Ядро любого химического элемента состоит из протонов и нейтронов. Протон и нейтрон почти одинаково тяжелые — масса нейтрона больше массы протона всего на 0,1378%. Самое легкое ядро у водорода (1Н) — оно содержит всего один протон. Чем больше протонов и нейтронов в ядре, тем оно тяжелее. С нарастанием массы ядра растет и порядковый номер химического элемента в периодической системе (порядковый номер химического элемента равен числу протонов в его ядре). Следовательно, самые тяжелые ядра сконцентрированы в самом низу периодической таблицы химических элементов.

Тяжелое, а значит, крупное по размеру ядро может распасться на несколько мелких. Такой процесс называется реакцией распада. Если происходит наоборот — несколько более мелких ядер объединяются в одно более крупное, — это событие называется реакцией синтеза. Естественные реакции ядерного синтеза во Вселенной распространены очень широко. В процессе синтеза ядер гелия (2Не) из ядер водорода насыщаются выделяемой при синтезе энергией видимые нам звезды. Первую искусственную реакцию термоядерного синтеза человек использовал для создания водородной бомбы, но не сумел пока найти способ направить термоядерный синтез в мирное русло и научиться получать с его помощью энергию для жизни.
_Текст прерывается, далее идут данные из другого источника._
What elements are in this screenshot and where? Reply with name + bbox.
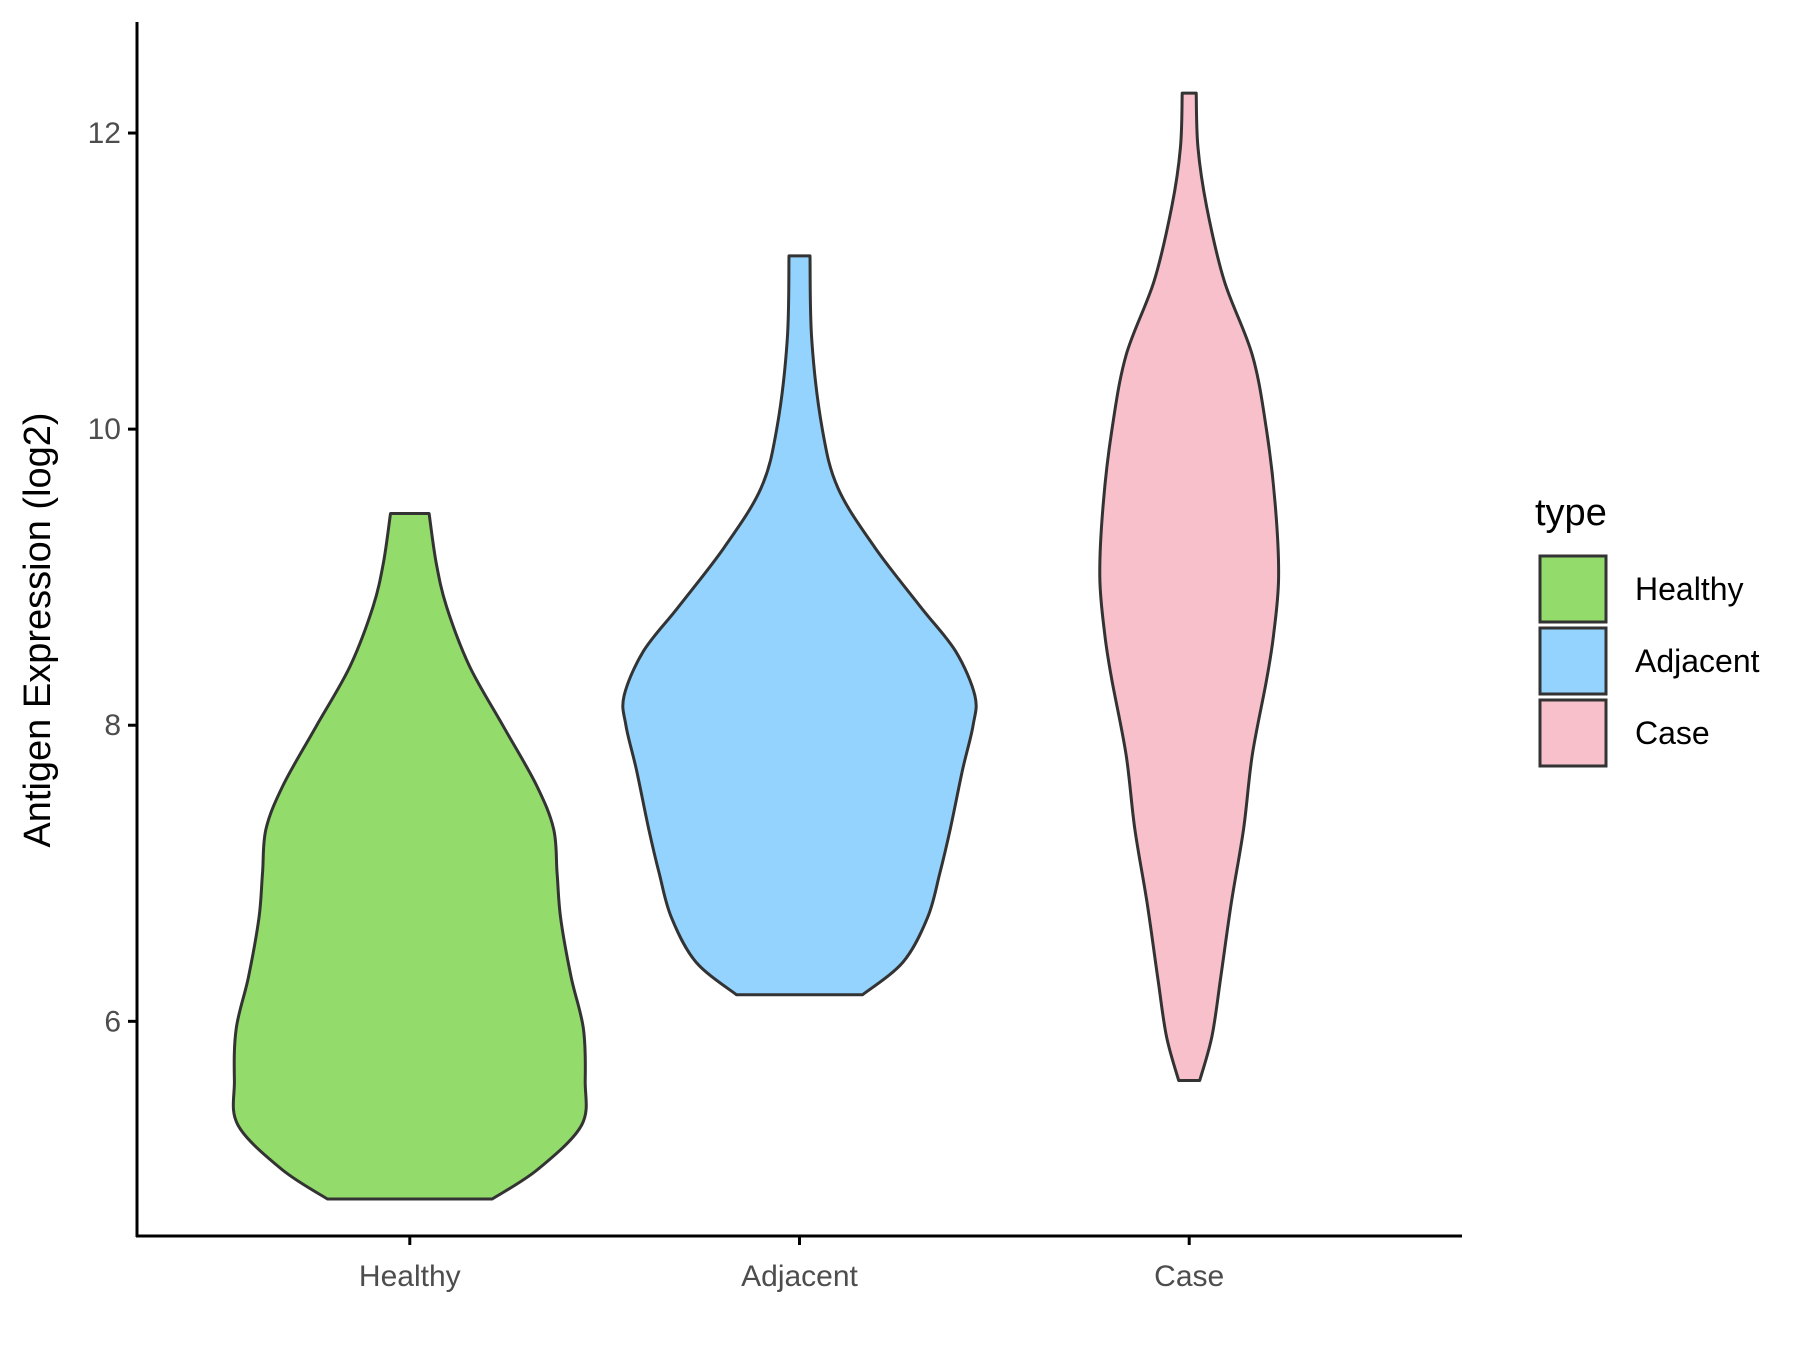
legend-label-adjacent: Adjacent <box>1635 643 1760 679</box>
violin-adjacent <box>621 254 978 997</box>
legend-label-case: Case <box>1635 715 1710 751</box>
legend-swatch-healthy <box>1538 554 1608 624</box>
violin-case <box>1098 91 1281 1082</box>
x-ticks: Healthy Adjacent Case <box>359 1236 1224 1293</box>
y-tick-label: 6 <box>104 1005 121 1038</box>
legend-swatch-adjacent <box>1538 626 1608 696</box>
x-tick-label: Adjacent <box>741 1260 858 1293</box>
legend: type Healthy Adjacent Case <box>1535 492 1760 768</box>
y-ticks: 6 8 10 12 <box>88 117 137 1038</box>
legend-label-healthy: Healthy <box>1635 571 1744 607</box>
x-tick-label: Healthy <box>359 1260 461 1293</box>
legend-title: type <box>1535 492 1607 534</box>
legend-items: Healthy Adjacent Case <box>1538 554 1760 768</box>
y-tick-label: 8 <box>104 709 121 742</box>
axes: 6 8 10 12 Healthy Adjacent Case <box>88 22 1462 1293</box>
y-tick-label: 10 <box>88 413 121 446</box>
violin-layer <box>231 91 1281 1201</box>
violin-healthy <box>231 512 588 1201</box>
legend-swatch-case <box>1538 698 1608 768</box>
y-axis-title: Antigen Expression (log2) <box>17 412 59 847</box>
x-tick-label: Case <box>1154 1260 1224 1293</box>
y-tick-label: 12 <box>88 117 121 150</box>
Единственный мирный вариант искусственного синтеза новых ядер в мирных целях доступен физикам, работающим на ускорителях тяжелых ионов. В таких экспериментах обычно получают считанные количества новых ядер — до нескольких десятков. И нужно проявить большое искусство и сообразительность, чтобы с помощью приборов достоверно узнать, что за ядра получились при синтезе. Причем важно не только узнать ядра «в лицо», но и убедительно доказать, что «лицо» опознано верно. К тому же распознать продукт синтеза нужно необычайно быстро, поскольку он почти всегда не жилец — тут же начинает делиться, испуская нейтроны, электроны или альфа-частицы и распадаясь на другие элементы — долгоживущие.
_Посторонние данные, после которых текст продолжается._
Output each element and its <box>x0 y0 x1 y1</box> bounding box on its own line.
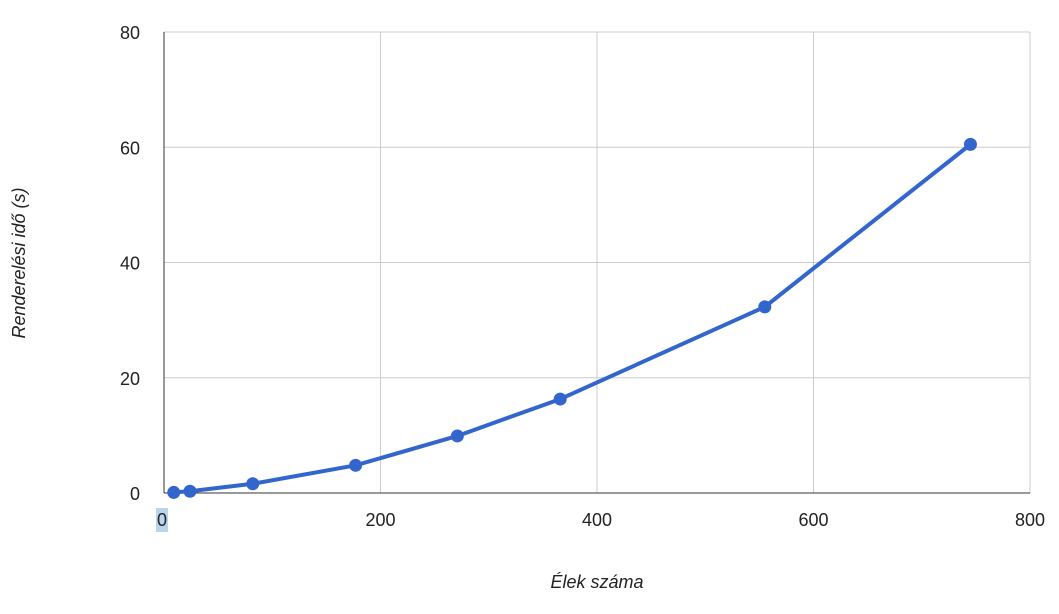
data-point <box>553 392 567 406</box>
y-tick-label: 60 <box>120 138 140 158</box>
data-point <box>167 485 181 499</box>
y-tick-label: 20 <box>120 369 140 389</box>
y-axis-title: Renderelési idő (s) <box>9 187 29 338</box>
data-point <box>963 137 977 151</box>
tick-labels: 0 200 400 600 800 0 20 40 60 80 <box>120 23 1045 532</box>
text-selection-highlight <box>156 508 168 532</box>
y-tick-label: 40 <box>120 254 140 274</box>
x-tick-label: 800 <box>1015 510 1045 530</box>
data-point <box>246 477 260 491</box>
x-tick-label: 400 <box>582 510 612 530</box>
y-tick-label: 80 <box>120 23 140 43</box>
x-tick-label: 600 <box>798 510 828 530</box>
x-axis-title: Élek száma <box>550 572 643 592</box>
data-point <box>450 429 464 443</box>
x-tick-label: 0 <box>157 510 167 530</box>
axes <box>163 32 1030 494</box>
data-point <box>758 300 772 314</box>
data-series <box>167 137 977 499</box>
series-line <box>171 142 973 495</box>
y-tick-label: 0 <box>130 484 140 504</box>
gridlines <box>164 31 1031 493</box>
data-point <box>183 484 197 498</box>
data-point <box>349 458 363 472</box>
x-tick-label: 200 <box>365 510 395 530</box>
В Советском Союзе исследования ядер тяжелых ионов инициировал Игорь Васильевич Курчатов в Институте атомной энергии, в Москве. Ими занялась группа физиков под руководством Георгия Николаевича Флерова.

В 50-е годы XX века физики стали ускорять тяжелые ионы (ядра углерода, азота и кислорода) на циклотроне диаметром в полтора метра, сталкивать их с неподвижными мишенями и исследовать происходящие при этом ядерные реакции. Это были первые попытки синтеза трансурановых элементов — химическим элементов, которые тяжелее урана.

Впоследствии синтез сверхтяжелых химических элементов продолжился в международном ядерно-физическом центре в Дубне — в Объединенном институте ядерных исследований (ОИЯИ). В составе ОИЯИ специально для изучения сверхтяжелых элементов учредили целый научный институт под названием Лаборатория ядерных реакций (ЛЯР ОИЯИ). Естественно, ее директором стал академик Георгий Николаевич Флеров.

В 1959 году там создали самый мощный на тот момент в мире 310-сантиметровый циклотрон тяжелых ионов. А ныне в Лаборатории ядерных реакций им. Г. Н. Флерова Объединенного института ядерных исследований функционируют три уникальных ускорителя тяжелых ионов У-400, У-400М и DC-280, последний из которых запущен в 2018 году на единственной в мире Фабрике сверхтяжелых элементов.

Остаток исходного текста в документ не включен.